I can see all your failed attempts on 10/29 were from the OTP50-C1
location.
So far, I think we'd agree that the problem is not browser or user related. And since we were able to upload from some edge locations but not another (i.e. OTP50-C1
), I suspect this has to do with the edge servers. I'll file an AWS support ticket to see if they can help us find out why.
Meanwhile, I'd suggest we have more people help test from different locations so that I can collect logs that contain more different edge locations to send to AWS.
AWS suggested that we increase the "Origin Response Time" to 60 seconds. We have done so in the dev environment.
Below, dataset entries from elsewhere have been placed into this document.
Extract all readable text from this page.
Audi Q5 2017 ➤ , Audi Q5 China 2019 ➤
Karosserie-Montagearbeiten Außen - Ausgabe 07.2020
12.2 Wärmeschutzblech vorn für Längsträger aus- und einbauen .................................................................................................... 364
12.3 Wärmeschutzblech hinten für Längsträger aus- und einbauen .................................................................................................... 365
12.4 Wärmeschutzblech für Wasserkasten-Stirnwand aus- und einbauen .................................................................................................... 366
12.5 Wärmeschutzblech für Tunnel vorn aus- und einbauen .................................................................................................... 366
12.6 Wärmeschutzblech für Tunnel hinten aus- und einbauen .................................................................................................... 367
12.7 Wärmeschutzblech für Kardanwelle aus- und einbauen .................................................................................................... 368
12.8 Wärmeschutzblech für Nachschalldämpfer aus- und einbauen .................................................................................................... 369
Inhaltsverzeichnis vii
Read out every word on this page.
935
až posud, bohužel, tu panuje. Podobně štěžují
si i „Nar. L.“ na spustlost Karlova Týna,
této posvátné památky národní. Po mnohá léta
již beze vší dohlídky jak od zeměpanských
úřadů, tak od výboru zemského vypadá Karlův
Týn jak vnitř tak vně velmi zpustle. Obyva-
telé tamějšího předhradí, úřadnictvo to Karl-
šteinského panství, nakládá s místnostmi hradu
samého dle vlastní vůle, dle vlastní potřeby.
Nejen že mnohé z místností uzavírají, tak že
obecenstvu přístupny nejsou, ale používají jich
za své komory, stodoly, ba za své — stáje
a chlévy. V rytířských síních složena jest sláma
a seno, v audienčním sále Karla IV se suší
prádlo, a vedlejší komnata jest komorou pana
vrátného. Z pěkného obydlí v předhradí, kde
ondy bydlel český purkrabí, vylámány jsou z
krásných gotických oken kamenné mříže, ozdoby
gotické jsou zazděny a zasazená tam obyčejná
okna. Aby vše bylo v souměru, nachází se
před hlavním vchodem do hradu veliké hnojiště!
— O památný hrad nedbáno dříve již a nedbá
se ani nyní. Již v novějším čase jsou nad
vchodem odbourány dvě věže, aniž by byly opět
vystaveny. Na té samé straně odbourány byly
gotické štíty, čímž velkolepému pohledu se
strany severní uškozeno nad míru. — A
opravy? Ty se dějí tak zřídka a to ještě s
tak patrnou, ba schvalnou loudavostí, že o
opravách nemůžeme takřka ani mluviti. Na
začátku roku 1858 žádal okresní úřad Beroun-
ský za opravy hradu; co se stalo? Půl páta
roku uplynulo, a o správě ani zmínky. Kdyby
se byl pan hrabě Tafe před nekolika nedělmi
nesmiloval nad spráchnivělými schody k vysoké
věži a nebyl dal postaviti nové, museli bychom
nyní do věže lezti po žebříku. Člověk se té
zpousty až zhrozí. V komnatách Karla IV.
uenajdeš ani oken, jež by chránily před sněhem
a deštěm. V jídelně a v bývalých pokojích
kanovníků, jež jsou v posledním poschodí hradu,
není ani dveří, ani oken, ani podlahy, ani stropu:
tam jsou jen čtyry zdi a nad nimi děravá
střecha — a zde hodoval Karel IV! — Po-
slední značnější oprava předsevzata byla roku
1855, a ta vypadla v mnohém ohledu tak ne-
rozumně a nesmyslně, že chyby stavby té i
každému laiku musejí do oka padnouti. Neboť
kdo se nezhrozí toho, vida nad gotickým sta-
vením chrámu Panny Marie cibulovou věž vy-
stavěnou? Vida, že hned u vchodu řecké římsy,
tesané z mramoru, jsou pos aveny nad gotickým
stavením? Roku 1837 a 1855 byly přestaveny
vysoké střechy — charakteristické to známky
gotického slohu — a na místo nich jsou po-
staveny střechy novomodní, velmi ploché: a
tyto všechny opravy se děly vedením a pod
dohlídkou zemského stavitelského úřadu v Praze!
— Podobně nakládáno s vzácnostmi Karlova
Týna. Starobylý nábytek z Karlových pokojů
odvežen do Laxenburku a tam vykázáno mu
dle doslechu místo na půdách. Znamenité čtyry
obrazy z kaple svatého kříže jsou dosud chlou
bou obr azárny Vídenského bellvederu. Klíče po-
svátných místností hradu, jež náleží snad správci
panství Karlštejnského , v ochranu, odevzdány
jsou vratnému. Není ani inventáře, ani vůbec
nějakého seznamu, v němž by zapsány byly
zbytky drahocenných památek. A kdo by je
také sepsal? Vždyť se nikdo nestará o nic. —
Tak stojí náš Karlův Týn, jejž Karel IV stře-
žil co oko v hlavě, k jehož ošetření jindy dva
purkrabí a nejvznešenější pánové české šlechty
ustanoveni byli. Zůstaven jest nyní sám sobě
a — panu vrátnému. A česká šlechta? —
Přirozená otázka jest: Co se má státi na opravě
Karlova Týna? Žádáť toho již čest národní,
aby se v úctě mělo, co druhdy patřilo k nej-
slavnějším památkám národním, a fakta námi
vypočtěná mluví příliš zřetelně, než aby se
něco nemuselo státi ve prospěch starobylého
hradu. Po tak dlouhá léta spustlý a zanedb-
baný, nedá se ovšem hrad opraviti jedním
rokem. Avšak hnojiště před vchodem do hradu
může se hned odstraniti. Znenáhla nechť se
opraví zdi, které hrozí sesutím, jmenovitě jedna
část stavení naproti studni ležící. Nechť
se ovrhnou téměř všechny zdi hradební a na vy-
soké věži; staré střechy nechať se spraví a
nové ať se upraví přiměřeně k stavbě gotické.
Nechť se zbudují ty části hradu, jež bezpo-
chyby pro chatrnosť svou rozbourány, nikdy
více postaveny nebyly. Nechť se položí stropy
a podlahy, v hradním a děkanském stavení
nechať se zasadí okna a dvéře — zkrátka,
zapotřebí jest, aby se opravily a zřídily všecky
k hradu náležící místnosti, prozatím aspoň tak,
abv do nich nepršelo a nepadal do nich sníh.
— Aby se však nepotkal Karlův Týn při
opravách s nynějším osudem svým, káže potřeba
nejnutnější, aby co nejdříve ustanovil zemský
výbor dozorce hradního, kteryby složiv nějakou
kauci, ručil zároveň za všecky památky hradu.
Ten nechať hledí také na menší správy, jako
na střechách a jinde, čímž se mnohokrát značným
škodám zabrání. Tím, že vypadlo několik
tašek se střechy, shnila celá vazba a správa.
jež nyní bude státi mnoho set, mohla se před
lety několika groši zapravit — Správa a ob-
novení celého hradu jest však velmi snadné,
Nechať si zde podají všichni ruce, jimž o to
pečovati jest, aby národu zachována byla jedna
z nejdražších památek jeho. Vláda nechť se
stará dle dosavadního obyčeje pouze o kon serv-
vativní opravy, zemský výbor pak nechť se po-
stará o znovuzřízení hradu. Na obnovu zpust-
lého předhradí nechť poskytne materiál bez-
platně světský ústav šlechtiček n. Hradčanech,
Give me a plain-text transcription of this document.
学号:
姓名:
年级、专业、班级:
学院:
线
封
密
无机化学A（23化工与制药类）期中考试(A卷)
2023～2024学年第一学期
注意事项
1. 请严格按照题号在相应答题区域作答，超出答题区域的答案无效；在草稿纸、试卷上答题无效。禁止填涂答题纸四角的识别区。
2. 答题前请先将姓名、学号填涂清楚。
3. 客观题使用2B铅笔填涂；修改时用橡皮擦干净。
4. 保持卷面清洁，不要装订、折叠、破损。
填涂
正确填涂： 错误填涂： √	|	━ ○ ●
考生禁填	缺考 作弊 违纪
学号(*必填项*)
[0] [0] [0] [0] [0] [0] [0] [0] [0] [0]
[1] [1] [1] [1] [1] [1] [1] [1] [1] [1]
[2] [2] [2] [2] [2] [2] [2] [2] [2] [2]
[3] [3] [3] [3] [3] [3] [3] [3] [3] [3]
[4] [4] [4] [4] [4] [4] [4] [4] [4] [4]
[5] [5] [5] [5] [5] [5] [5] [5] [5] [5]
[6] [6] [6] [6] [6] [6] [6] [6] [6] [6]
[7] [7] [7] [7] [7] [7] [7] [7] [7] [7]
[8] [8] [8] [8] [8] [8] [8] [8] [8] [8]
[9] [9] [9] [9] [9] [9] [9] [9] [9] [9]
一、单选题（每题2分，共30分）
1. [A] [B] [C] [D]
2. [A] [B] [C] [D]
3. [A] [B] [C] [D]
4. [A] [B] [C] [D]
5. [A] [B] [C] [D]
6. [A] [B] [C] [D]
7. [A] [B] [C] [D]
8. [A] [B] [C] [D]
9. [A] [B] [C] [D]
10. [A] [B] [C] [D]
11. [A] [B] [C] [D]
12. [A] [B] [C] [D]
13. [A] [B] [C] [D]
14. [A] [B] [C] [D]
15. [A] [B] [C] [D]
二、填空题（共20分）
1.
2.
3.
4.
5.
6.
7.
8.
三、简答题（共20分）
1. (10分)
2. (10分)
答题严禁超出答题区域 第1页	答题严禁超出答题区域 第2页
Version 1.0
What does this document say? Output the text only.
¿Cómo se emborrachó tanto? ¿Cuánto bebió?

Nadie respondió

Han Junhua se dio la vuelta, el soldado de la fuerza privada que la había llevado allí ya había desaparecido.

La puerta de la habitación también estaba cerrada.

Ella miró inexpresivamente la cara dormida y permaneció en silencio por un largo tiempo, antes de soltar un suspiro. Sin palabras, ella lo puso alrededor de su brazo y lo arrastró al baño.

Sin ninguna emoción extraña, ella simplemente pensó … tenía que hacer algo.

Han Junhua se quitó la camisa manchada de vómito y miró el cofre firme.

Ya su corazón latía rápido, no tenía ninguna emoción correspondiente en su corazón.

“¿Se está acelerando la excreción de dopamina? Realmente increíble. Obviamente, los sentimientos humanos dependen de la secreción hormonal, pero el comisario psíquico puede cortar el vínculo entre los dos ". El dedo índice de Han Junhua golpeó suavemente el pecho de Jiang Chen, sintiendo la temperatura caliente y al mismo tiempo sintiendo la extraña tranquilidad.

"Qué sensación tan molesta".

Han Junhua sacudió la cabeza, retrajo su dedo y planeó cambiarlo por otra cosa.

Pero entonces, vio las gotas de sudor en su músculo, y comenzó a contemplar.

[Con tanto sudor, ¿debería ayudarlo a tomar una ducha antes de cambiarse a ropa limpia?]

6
Please run some tests and see if that makes any difference.
Retried testing on -dev (Nov 02):
- 10:44 UTC - https://addons-dev.allizom.org/en-US/developers/addon/something-simple/versions/1692617 with 60Mb example => no 504 timeout; received the "Uncompressed size is too large" error;
- 10:49 UTC - https://addons-dev.allizom.org/en-US/developers/addon/de-something-simple/versions/1692618 with 60Mb example => no 504 timeout; received the "Uncompressed size is too large" error;
- 10:52 UTC - https://addons-dev.allizom.org/en-US/developers/addon/fix-listed-version-sync/versions/1692547 with 50Mb example => no 504 timeout; file successfully uploaded
- 14:57 UTC - https://addons-dev.allizom.org/en-US/developers/addon/something-simple/versions/1692617 with 60Mb example => no 504 timeout; received the "Uncompressed size is too large" error;
@bqbn I couldn't reproduce the error today.